Sexuality studies in field of Iran has influenced almost always by social constructivism especially in terms of Foucauldian methodology. Given that this theory based on western history and its particular politics of truth, as it explain by Foucault, the significant question is that how could we apply this theoretical framework, provided  the similar politics of truth is not applicable in the context of Iran. A simple glance at religious doctrines and Iranian sexual relations shows that there is no the same dealing with sexuality and truth in Iran, if anything there has been an opposite politics in talking about body and desire. So far as truth-telling has a leading role in constructing modern sexuality in European countries, NOT talking publically about body and desire has been a common maxim encouraged strongly by Islamic moral codes, juridical system, sexual language, social relations, and the official political system in Iran.

But this unwillingness to produce a knowledge about truth of sex, which we call here a politics of un-truth, restricted to new forms of visibility. There is some sources to incite to visibility, thanks to modernisation processes, both from civil and political society in different ways. Islamic Republic is following a biopolitics which demands new forms of visibility, when it comes to deploy modern technology to manage population growth. At the same time the civil society, in turn, resists against mandatory invisibility. Both of them restricted to the politics of untruth and are doing simultaneously a complicated play within it. I will study this complexity by focusing on the case of "Stealthy Freedom of Women in Iran"; campaign/platform which incites women to show their  stealthily practice of visibility.
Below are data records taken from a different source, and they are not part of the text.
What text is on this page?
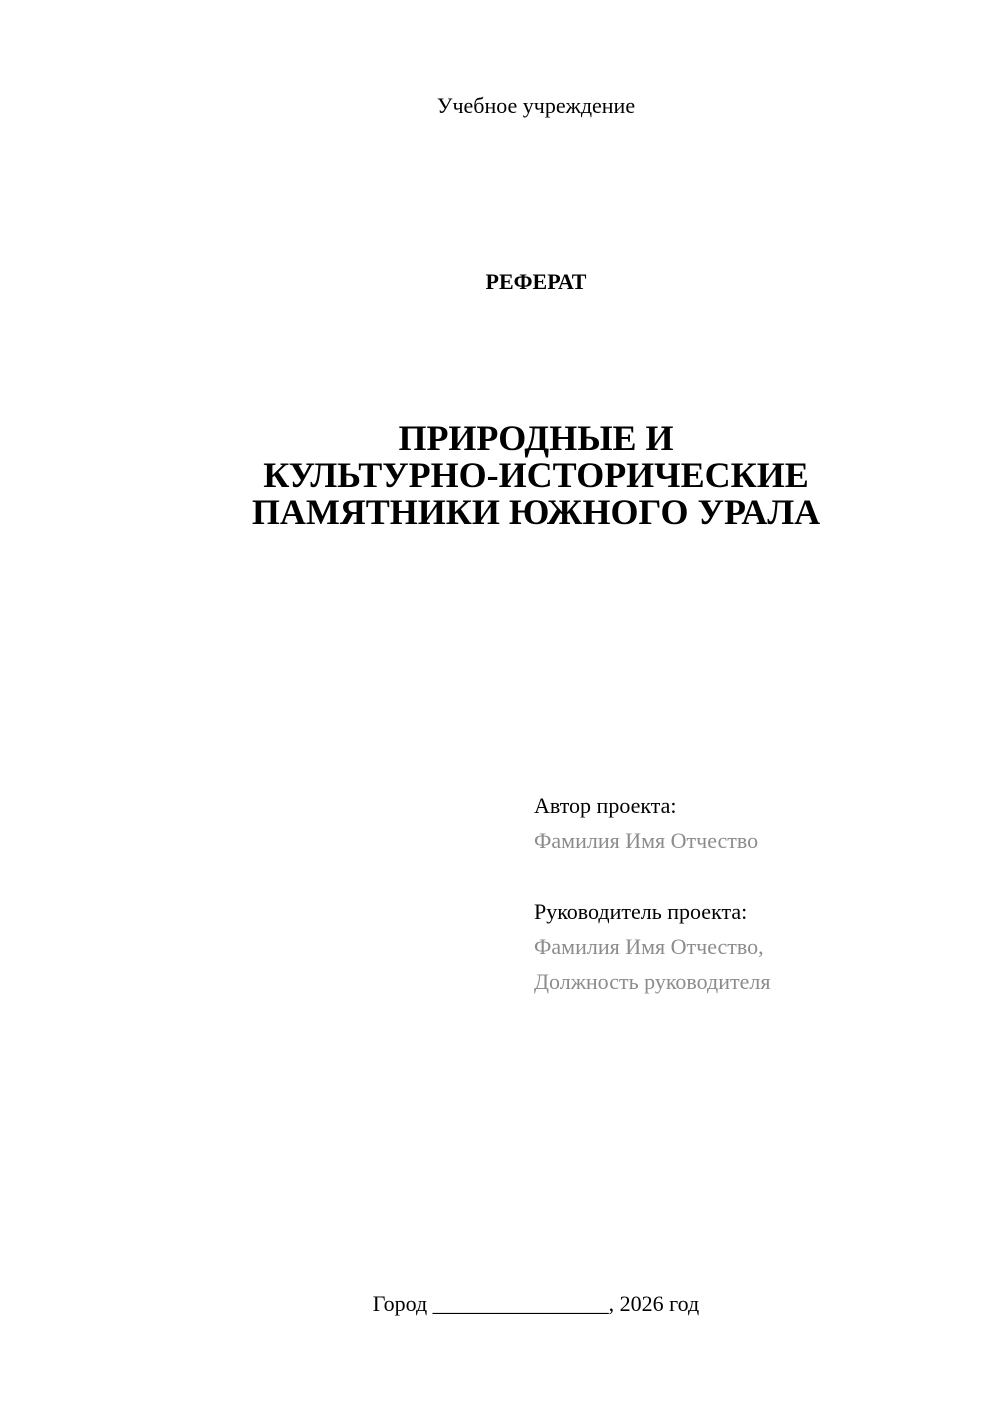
Учебное учреждение
РЕФЕРАТ
ПРИРОДНЫЕ И
КУЛЬТУРНО-ИСТОРИЧЕСКИЕ
ПАМЯТНИКИ ЮЖНОГО УРАЛА
Автор проекта:
Фамилия Имя Отчество
Руководитель проекта:
Фамилия Имя Отчество,
Должность руководителя
Город ________________, 2026 год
The hybrid sexual politics in Iran constructed between such 'will' to invisibility and visibility; the quality which is usually ignored in sexuality studies in Iran or not enough explained in regard to the local politics of truth. After clarifying the characteristic of hybrid sexual politics in Iran I apply it as a critical lens to review the current related literature. In Concluding remarks I will also look at my project (Politics of Sexuality in Post-Revolutionary Iran) which this study is a first part and a theoretical basis for it.

Biography:

My name is Mehran Rezaei. My Ph.D was in Philosophy at Shahid Beheshti University in Iran. My research studies focused more on Intellectual studies in field of Iran. I was involved in sexuality rights movement in Iran since 2006. My articles in Persian has been released in Radio Zamaneh website and Sexuality Studies Group website which I have contributed to found it since 2011. I have awarded IIE (International Institute for Education) in 2013. Since April 2014 I am working on a project for Politics of Sexuality in Post-Revolutionary Iran as a visiting researcher in SOAS for one year.